Hace unos días empecé a
estornudar y acabé con un catarro. Fue un simple resfriado, con síntomas de lo
más normales: cansancio, mucosidad, frío... vamos, el catarro de toda la vida.
Quedándome dos días en la cama y con paracetamol lo he superado. Pero, lo que
hace un tiempo era un simple catarro, ahora es algo extraño: te miran raro si
toses, se apartan si te suenas la nariz... así con todos los síntomas del
catarro.
¡Cómo ha cambiado la vida! Lo que
antes, en invierno, era algo normal, ahora es una amenaza de la que nos
protegemos.
Muchas cosas han cambiado, unas
para bien y otras parece lo contrario. Sin embargo, de todo lo que vivimos podemos
quedarnos en el sí o en el no. Es nuestra libertad la que lo decide.
Jesús a sus discípulos
continuamente les hacía elegir, les hacía pensar... Les envió a predicar y les
dijo cómo tenían que ir, pero luego dejó que ellos caminaran y optaran en cada situación.

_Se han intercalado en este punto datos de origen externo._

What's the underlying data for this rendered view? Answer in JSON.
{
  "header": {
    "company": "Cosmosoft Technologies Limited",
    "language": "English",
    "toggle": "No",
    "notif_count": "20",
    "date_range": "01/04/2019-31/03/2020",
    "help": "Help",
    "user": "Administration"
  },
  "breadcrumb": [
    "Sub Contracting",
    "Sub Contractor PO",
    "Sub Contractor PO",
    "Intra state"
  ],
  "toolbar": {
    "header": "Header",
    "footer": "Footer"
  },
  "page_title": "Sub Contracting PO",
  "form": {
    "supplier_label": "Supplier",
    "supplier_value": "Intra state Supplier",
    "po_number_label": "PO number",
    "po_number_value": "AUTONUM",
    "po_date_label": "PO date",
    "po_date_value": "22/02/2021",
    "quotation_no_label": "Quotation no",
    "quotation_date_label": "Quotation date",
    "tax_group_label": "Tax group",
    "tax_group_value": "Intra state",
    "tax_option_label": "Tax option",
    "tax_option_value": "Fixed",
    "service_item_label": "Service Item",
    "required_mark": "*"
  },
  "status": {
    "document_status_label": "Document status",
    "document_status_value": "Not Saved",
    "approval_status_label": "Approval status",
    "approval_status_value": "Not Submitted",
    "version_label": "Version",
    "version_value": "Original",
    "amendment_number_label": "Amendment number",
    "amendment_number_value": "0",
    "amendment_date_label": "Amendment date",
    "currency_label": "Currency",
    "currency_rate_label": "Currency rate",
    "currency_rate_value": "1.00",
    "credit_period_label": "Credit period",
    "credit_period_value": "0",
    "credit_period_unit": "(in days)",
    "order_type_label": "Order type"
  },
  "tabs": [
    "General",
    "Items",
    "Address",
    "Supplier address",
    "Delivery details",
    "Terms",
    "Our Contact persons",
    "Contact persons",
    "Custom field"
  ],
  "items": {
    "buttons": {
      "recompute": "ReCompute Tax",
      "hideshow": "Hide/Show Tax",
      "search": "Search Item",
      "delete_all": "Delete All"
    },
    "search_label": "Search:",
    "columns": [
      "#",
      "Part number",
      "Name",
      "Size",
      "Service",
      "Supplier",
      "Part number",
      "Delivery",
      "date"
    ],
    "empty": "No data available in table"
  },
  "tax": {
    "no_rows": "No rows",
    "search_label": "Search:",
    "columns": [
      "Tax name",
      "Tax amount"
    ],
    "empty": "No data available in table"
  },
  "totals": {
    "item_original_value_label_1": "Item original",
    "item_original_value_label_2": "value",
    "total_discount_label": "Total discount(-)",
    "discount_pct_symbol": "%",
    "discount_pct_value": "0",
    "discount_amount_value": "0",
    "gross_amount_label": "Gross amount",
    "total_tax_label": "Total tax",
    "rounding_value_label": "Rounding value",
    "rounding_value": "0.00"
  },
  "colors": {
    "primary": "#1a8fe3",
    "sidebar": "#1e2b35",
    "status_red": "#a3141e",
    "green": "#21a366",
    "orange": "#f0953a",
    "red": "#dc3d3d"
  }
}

Les explicaba las cosas, pero luego ellos, en su libertad, tenían que optar.
A esto nos llama Jesús: a vivir
una nueva realidad donde optemos por la vida, por la ilusión, por la esperanza,
por la alegría... y que no nos detengamos en lo que no tiene vida, que no nos
paralicen los comentarios o las miradas negativas.
Si estás convencido de esta nueva
realidad, sigue adelante y lucha por sembrar vida. No dejes que nada te
paralice porque, si Cristo está contigo... ¿quién contra ti? Todo lo puedes en
Aquel que te conforta. Pero Jesús necesita tu sí libre para hacer maravillas
contigo. Necesita que Le des la mano y juntos construir tu día, no desde el
miedo ni la amenaza, sino desde el Amor.
Donde sientas amenaza, deja que
Cristo muera por ello. Él tiene el poder de destruir ese miedo y transformarlo
en vida. Mírale y entrégale ese miedo. Él morirá y resucitará por ello.
Hoy el reto del amor es afrontar
desde Cristo una amenaza. Pídele a Jesús que te regale Su fortaleza en algo que
te dé miedo. ¡Adelante, el Amor siempre vence!